A US Centers for Disease Control and Prevention-led team sequenced and analyzed the genome of a Klebsiella pneumoniae isolate obtained from a patient in the US that was resistant to all 26 antibiotics tested — one of the first such strains reported to the CDC. Antibiotic resistance is an increasing public health concern, as it leads to about 23,000 deaths in the US each year.
As they reported today in mBio, the researchers' sequencing analysis enabled them to home in on the genes that conferred this high level of resistance and identify similar strains, giving clues to where the isolate arose.
"Evaluation of multidrug-resistant organisms using advanced molecular detection, including whole-genome sequencing, is needed to better understand the origins, acquisition, and spectrum of antimicrobial resistance mechanisms and their combination within one bacterial host," wrote the CDC's Alison Laufer Halpin and her colleagues in their paper.
The K. pneumoniae sample was isolated from a hip abscess from a woman in her 70s who was admitted to a Nevada hospital with systemic inflammatory response syndrome. She had, in the two years before being hospitalized in the US, been treated in India for a fracture of her right femur. At the Nevada hospital, the patient developed septic shock in September 2016 and died.
The researchers performed antimicrobial testing on the K. pneumonia strain isolated from the hip abscess to find it was resistant to all 26 antibiotics on the panel, including to beta-lactams like ampicillin and fluoroquinolones like ciprofloxacin.
Halpin and her colleagues also sequenced the strain using a combination of Pacific Biosciences long reads and Illumina short reads to generate a 5.8-megabase genome that included a 5.4-megabase chromosome and three smaller plasmids. Based on multilocus sequence typing, the researchers noted that this sample belongs to strain 15 (ST15), which is often resistant to beta-lactams and fluoroquinolones and has spread globally.
The researchers then searched through the strain's genome for antibiotic resistance genes. They identified four resistance genes for beta-lactams, which are broad-spectrum antibiotics. The IncA/C2 plasmid harbored both blaNDM-1 carbapenemase and blaCMY-6 class C beta-lactamase genes, while the blaCTX-M-15 and blaSHV-28 genes resided on the strain's chromosome. The researchers noted that the presence of these four genes could account for the strain's resistance to beta-lactams, including the new combination drug ceftazidime-avibactam.
At the same time, they uncovered two chromosomal mutations — in gyrA and parC — that would lead to the inactivation of fluoroquinolones and a frameshift mutation in ramR that leads to the overexpression of the AcrAB efflux pump and resistance to tigecycline, tetracycline, fluoroquinolones, and chloramphenicol.
The researchers likewise uncovered the mph(A) gene, which provides macrolide resistance, on a plasmid. However, they noted that as macrolides were not part of the resistance panel used, they were unsure whether the strain exhibited resistance to them.

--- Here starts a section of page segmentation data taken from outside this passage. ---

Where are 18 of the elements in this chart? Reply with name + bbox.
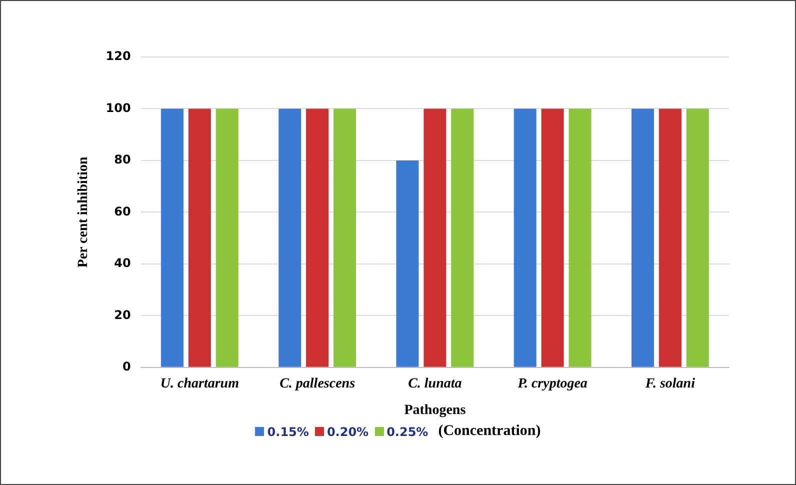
x-tick-label: F. solani (644, 376, 696, 392)
y-tick-label: 40 (114, 256, 131, 270)
y-tick-label: 100 (106, 100, 131, 115)
x-tick-label: U. chartarum (160, 376, 240, 392)
legend-title: (Concentration) (438, 423, 541, 440)
y-tick-label: 80 (114, 152, 131, 167)
legend-label: 0.25% (386, 424, 428, 438)
y-tick-label: 20 (114, 308, 131, 322)
x-axis-title: Pathogens (404, 403, 466, 418)
legend-label: 0.15% (267, 424, 309, 438)
y-axis-title: Per cent inhibition (76, 156, 92, 268)
y-tick-label: 0 (122, 360, 131, 374)
x-tick-label: P. cryptogea (518, 376, 588, 392)
y-tick-label: 60 (114, 204, 131, 218)
y-tick-label: 120 (106, 49, 131, 64)
x-tick-label: C. pallescens (280, 376, 356, 392)
legend-label: 0.20% (326, 424, 369, 438)
x-tick-label: C. lunata (408, 376, 462, 392)
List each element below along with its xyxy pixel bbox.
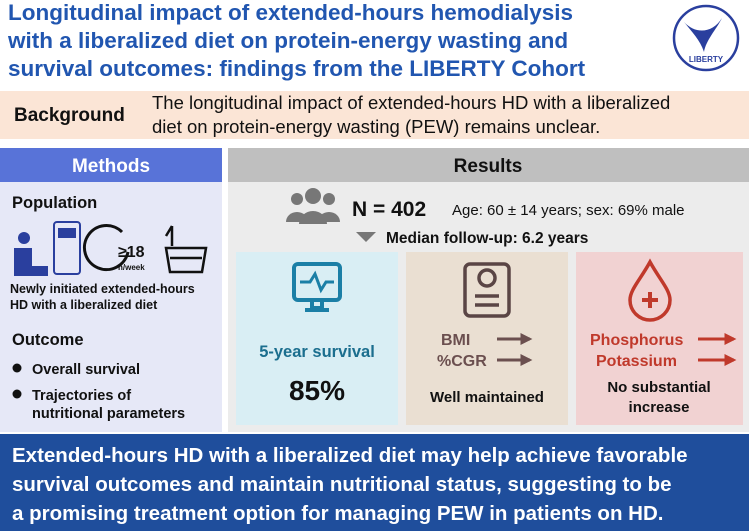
background-label: Background bbox=[14, 105, 125, 126]
background-text: The longitudinal impact of extended-hour… bbox=[152, 92, 670, 113]
anthropometry-summary: Well maintained bbox=[430, 389, 544, 406]
hours-unit: h/week bbox=[118, 263, 145, 272]
outcome-item: Trajectories of bbox=[32, 388, 131, 404]
bullet bbox=[12, 389, 22, 399]
bullet bbox=[12, 363, 22, 373]
title-line: survival outcomes: findings from the LIB… bbox=[8, 56, 586, 81]
outcome-heading: Outcome bbox=[12, 331, 84, 349]
conclusion-box bbox=[0, 434, 749, 531]
conclusion-line: Extended-hours HD with a liberalized die… bbox=[12, 444, 688, 467]
survival-value: 85% bbox=[289, 375, 345, 406]
demographics: Age: 60 ± 14 years; sex: 69% male bbox=[452, 202, 685, 219]
methods-header bbox=[0, 148, 222, 182]
bmi-label: BMI bbox=[441, 332, 470, 349]
clock-icon: ≥18 h/week bbox=[82, 224, 145, 272]
results-header bbox=[228, 148, 749, 182]
background-box bbox=[0, 91, 749, 139]
logo-text: LIBERTY bbox=[689, 55, 724, 64]
drop-icon bbox=[628, 258, 672, 322]
scale-icon bbox=[463, 262, 511, 318]
people-icon bbox=[286, 188, 340, 224]
methods-heading: Methods bbox=[72, 156, 150, 177]
sample-size: N = 402 bbox=[352, 198, 426, 221]
triangle bbox=[356, 232, 376, 242]
survival-label: 5-year survival bbox=[259, 343, 375, 361]
minerals-summary: No substantial bbox=[607, 379, 710, 396]
conclusion: Extended-hours HD with a liberalized die… bbox=[12, 444, 688, 525]
monitor-icon bbox=[292, 262, 342, 312]
potassium-label: Potassium bbox=[596, 353, 677, 370]
population-text: HD with a liberalized diet bbox=[10, 298, 158, 312]
title-line: with a liberalized diet on protein-energ… bbox=[7, 28, 568, 53]
hours: ≥18 bbox=[118, 244, 145, 261]
conclusion-line: a promising treatment option for managin… bbox=[12, 502, 663, 525]
title: Longitudinal impact of extended-hours he… bbox=[7, 0, 586, 81]
results-heading: Results bbox=[454, 156, 523, 177]
methods-body bbox=[0, 182, 222, 432]
phosphorus-label: Phosphorus bbox=[590, 332, 683, 349]
logo: LIBERTY bbox=[672, 4, 740, 72]
title-line: Longitudinal impact of extended-hours he… bbox=[8, 0, 573, 25]
outcome-item: nutritional parameters bbox=[32, 406, 185, 422]
population-text: Newly initiated extended-hours bbox=[10, 282, 195, 296]
cgr-label: %CGR bbox=[437, 353, 487, 370]
logo-mark bbox=[684, 18, 722, 52]
logo-ring bbox=[672, 4, 740, 72]
follow-up: Median follow-up: 6.2 years bbox=[386, 230, 588, 247]
hd-machine-icon bbox=[14, 221, 81, 276]
conclusion-line: survival outcomes and maintain nutrition… bbox=[12, 473, 672, 496]
population-heading: Population bbox=[12, 194, 97, 212]
minerals-summary: increase bbox=[629, 399, 690, 416]
meal-icon bbox=[164, 225, 208, 274]
outcome-item: Overall survival bbox=[32, 362, 140, 378]
anthropometry-panel bbox=[406, 252, 568, 425]
background-text: diet on protein-energy wasting (PEW) rem… bbox=[152, 116, 600, 137]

Halpin and her colleagues also compared this strain's genome sequence to other K. pneumoniae samples in the National Center for Biotechnology Information database. This sample was most similar to 140 other ST15 isolates from the US, Europe, and South Asia, particularly an isolate found at Massachusetts General Hospital. The IncA/C2 plasmid, meanwhile, was similar to 13 others, including one found in a US patient who had also recently travelled in India and in a sample from Kenya.
These relationships, the researchers noted, could help them piece together where this strain came from and how it may spread.
"Bacteria are going to continue to evolve," Halpin said in a statement. "We cannot stop resistance because it's part of biology. But we do want to slow it."